Traditionally each year I socially-share my goals, write them down, and truly believe in the value of them. And then, almost every year, I literally lose my goals, fail at them, or even dismiss them completely within a few months’ time.
It is reported that only 46% of people accomplish their New Year resolution. Making a New Year Resolutions into a reality is a challenge that requires more than a verbal or even written (which is stronger) commitment; it requires a mind shift.
While I could go on for hours on the breakdown aspects of mind-shifting for action and change, who really has time for that? We are in a fast-passed, competitive, demanding society that allows limited time for drawn-out reflection and planning.
So instead, here are the top 4 tips to making your new year resolution a reality. Applying these, keeping track, and reflecting back on your resolutions at the end of 2022, will give you a more joyful reality than you ever expected.
1. Have a Growth Mindset
The biggest predictor of accomplishing a goal is the belief that you can. That is a mindset. Our perspective is a powerful tool. Believing that you can and will grow to meet your new resolution goal is half the battle. Reflect for a second on the tone you have in your mind when you think of the goal for the new year. It is positive or negative? Are you excited? Nervous? Anxious? Anticipating results? Really consider if you hold the belief that you can and will accomplish the goal. If you do, keep on keeping on! If you notice your belief is cautious, hesitant, consider modifying your goal to a smaller one or even a different one.

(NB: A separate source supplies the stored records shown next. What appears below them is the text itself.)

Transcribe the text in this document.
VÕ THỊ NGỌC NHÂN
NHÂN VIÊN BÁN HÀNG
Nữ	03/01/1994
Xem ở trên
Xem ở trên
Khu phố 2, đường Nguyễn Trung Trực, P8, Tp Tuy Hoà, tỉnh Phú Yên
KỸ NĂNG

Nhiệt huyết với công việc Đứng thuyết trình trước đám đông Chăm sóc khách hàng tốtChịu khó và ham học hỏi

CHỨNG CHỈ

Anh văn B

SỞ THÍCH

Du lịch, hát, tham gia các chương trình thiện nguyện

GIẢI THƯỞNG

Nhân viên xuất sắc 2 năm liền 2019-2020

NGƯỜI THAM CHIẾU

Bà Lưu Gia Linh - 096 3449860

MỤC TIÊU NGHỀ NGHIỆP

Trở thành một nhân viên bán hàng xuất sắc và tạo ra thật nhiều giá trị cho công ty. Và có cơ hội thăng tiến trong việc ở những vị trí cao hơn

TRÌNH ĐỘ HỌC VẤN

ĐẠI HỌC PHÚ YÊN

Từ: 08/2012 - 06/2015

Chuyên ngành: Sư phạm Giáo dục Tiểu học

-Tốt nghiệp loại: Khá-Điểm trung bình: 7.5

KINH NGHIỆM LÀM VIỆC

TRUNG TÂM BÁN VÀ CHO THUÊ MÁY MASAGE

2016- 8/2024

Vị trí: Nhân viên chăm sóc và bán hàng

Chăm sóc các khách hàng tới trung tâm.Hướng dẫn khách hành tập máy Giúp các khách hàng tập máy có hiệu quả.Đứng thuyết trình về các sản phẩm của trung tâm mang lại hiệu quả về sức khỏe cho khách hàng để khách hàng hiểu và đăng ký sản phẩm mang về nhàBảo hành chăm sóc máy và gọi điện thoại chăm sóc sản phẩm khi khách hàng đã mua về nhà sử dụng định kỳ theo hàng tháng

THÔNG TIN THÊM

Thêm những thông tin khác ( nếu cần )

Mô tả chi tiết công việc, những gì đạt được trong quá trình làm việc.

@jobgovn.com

You have to believe you have the power to bring outcomes to commit to it.
2. Make your goals approachable vs avoidable
We all have the same 24 hours in a day, 365 days a year. This is the same for all people—no bias found. What is our responsibility is to determine HOW we spend those 24 hours because inevitably, we are going to have them. This is why our goals needs to be what we CAN do verses what we want to eliminate. We have a higher chance of following through with an action that fills our time with something new verses trying to take eliminate something from our life with nothing to fill that time.
Want to give up soda? Great, make your goal to drink 32 ounces of water each day.
It becomes approachable verses avoidable, and we are more apt to pursue it.
3. Obtain accountability
Healthy, supportive relationships are the foundations of healthy living. We can be our own cheerleaders and critics but are limited providing our own external impact of encouragement and accountability we get from others. Seek out at least one person who will check in on you regarding your goal. Make it someone that will hear your successes, encourage your persistence, and support you in the set-backs. This person, or people, need to help you realize all of the above may happen and agree that that is okay. You don’t have to make a personal goal a public affair, but having a team-player if an irreplaceable accountability is important.
At the very, very least, find a tool that will give you verbal and written motivation to stay on track. It gives you a motivation to continue outside your self-talk.
4. Reward your little wins
Victory is really all about the process. Memories are motivators, and end-of-year reflections are lasting impressions. So often we are in pursuit of the final destination that when we get there we almost grieve the bushel of emotions we experienced in the process. That is because it is during the process of reaching a goal that we gain the most wholeness and growth. So reward your little wins in the path to your final destination. Set small, obtainable goals. Creatively, reward each success. Applaud your stamina to keep on with each set-back. Take photos (yes, you can keep it private!). Journal your process. Experience new things. The pursuit is the most memorable.
Holding strong to these four goal-oriented keys for obtaining your New Year resolutions will help you greet the next holiday season with a more personal, joyful reality than life alone allows. You’ve got this!